Posons déjà les jalons. Black Swan n’est pas un film sur la danse. C’est un thriller. Mais la danse n’est pas qu’une simple toile de fond. Le Lac des Cygnes et la musique de Tchaïkovski innervent l’ensemble du film.

Black Swan raconte l’histoire d’une danseuse, Nina (Natalie Portman) qui décroche le rôle de ses rêves : celui d’Odette/Odile, le reine des Cygnes dans le Lac des Cygnes. Le talent de Darren Aronofsky est d’avoir orchestré une mise en abyme intéressante et plutôt bien réalisée, à travers l’initiation d’une Nina-Odette, confrontée à son double Odile, le tout sous le regard tordu d’un maître de ballet Wolfgang/Rothbart (Vincent Cassel).

Nina-Odette est, à mon goût, un peu trop oie blanche pour être totalement crédible. Il y a quelques facilités côté scénario et on n’échappe pas à deux ou trois poncifs sur le monde du ballet. Mais on se laisse prendre par le cheminement de la douce Nina, par la tension qui peu à peu s’installe et par la Aronofsky’s touch dont on ne sort jamais totalement indemne.
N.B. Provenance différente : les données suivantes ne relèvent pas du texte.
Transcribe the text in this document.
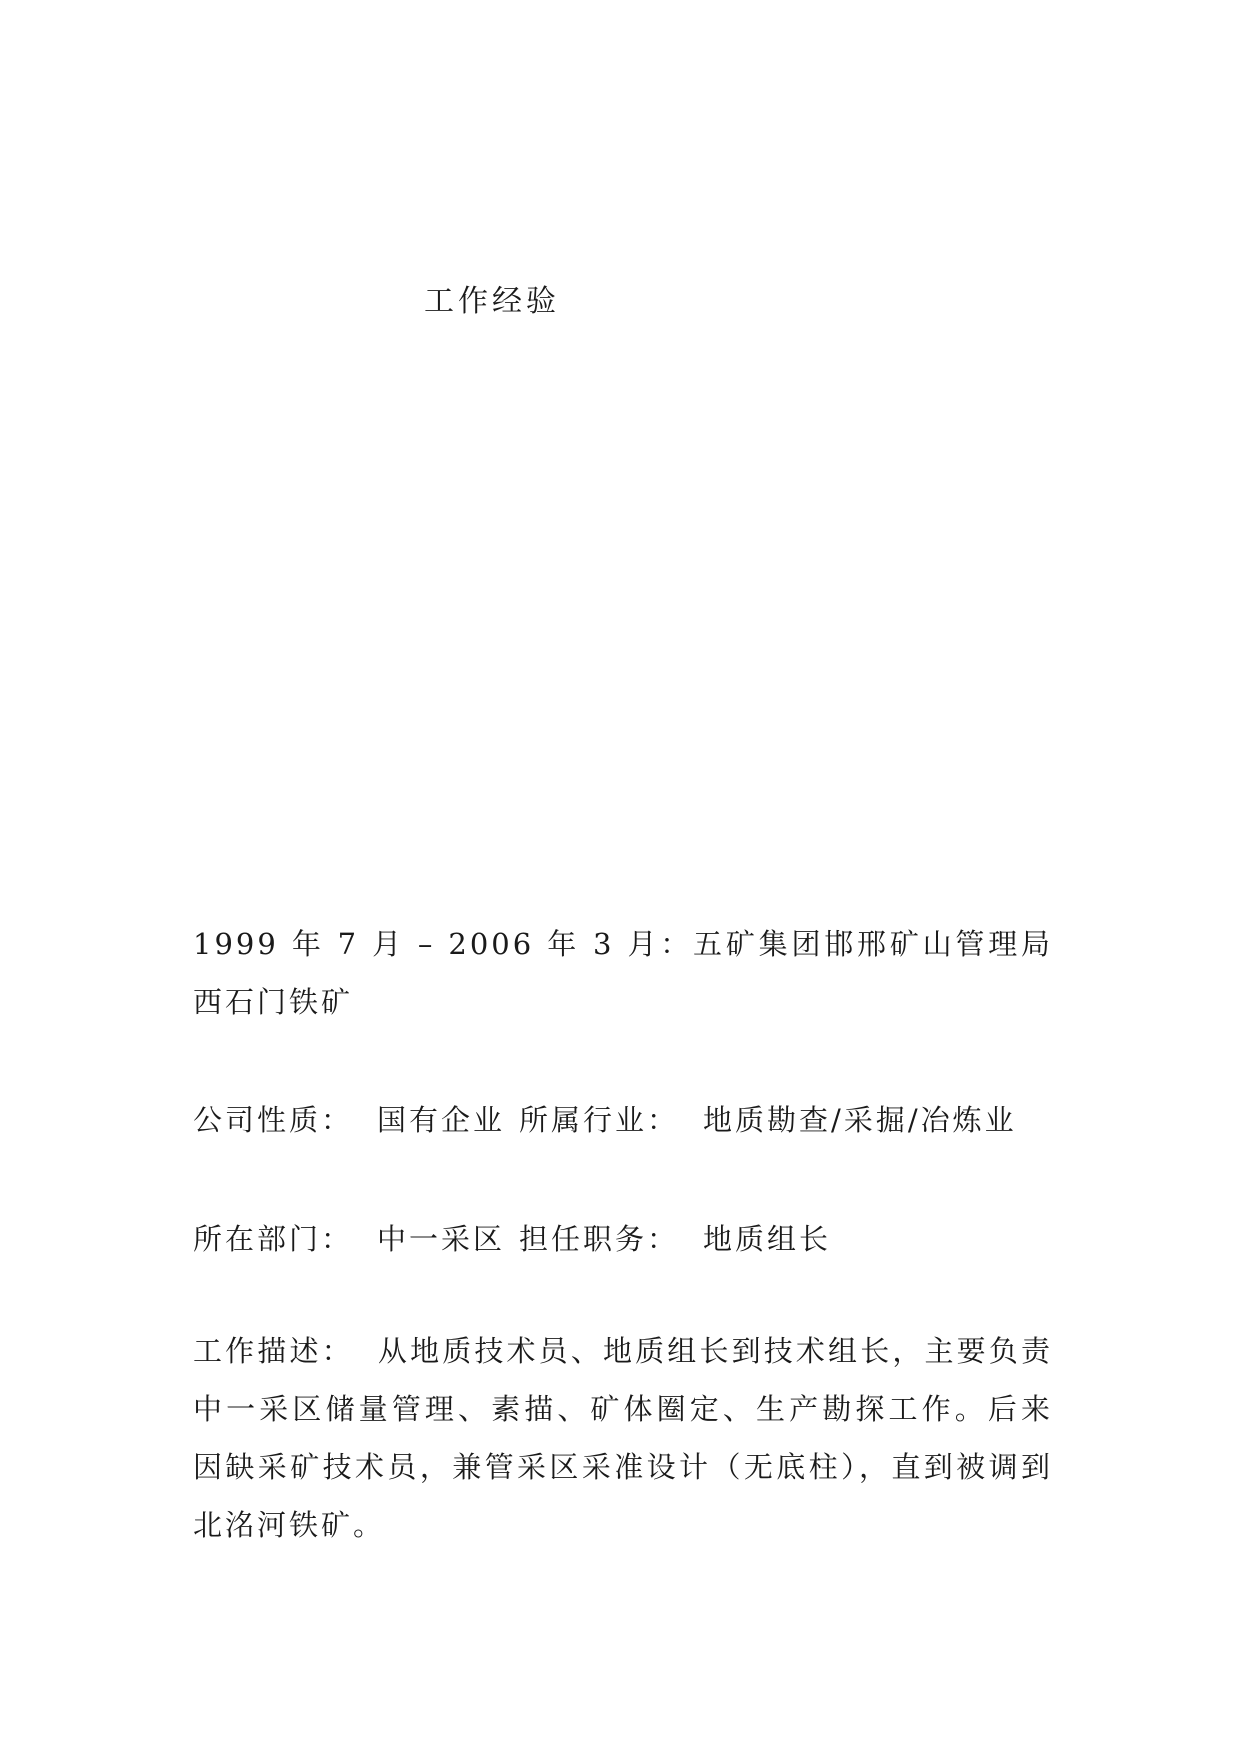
工作经验
1999 年 7 月 – 2006 年 3 月：五矿集团邯邢矿山管理局西石门铁矿
公司性质： 国有企业 所属行业： 地质勘查/采掘/冶炼业
所在部门： 中一采区 担任职务： 地质组长
工作描述： 从地质技术员、地质组长到技术组长，主要负责中一采区储量管理、素描、矿体圈定、生产勘探工作。后来因缺采矿技术员，兼管采区采准设计（无底柱），直到被调到北洺河铁矿。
Les acteurs sont tous très crédibles : Natalie Portman porte le film sur ses épaules, Mila Kunis est parfaite, Vincent Cassel toujours inspiré par ce type de rôle. Mention spéciale à Barbara Hershey, qui joue la mère surprotectrice et névrosée de Natalie Portman. Et le plaisir de revoir Wynona Rider (même si son rôle est court). Pas de Prince Siegfried, vous l’aurez compris (ou si peu…). Nina-Odette est seule, face à son destin.

Voilà, je n’en dis pas plus… C’est un film qui mérite, en tout cas, qu’on s’y arrête (je le précise tout de même, ce n’est pas pour les enfants…).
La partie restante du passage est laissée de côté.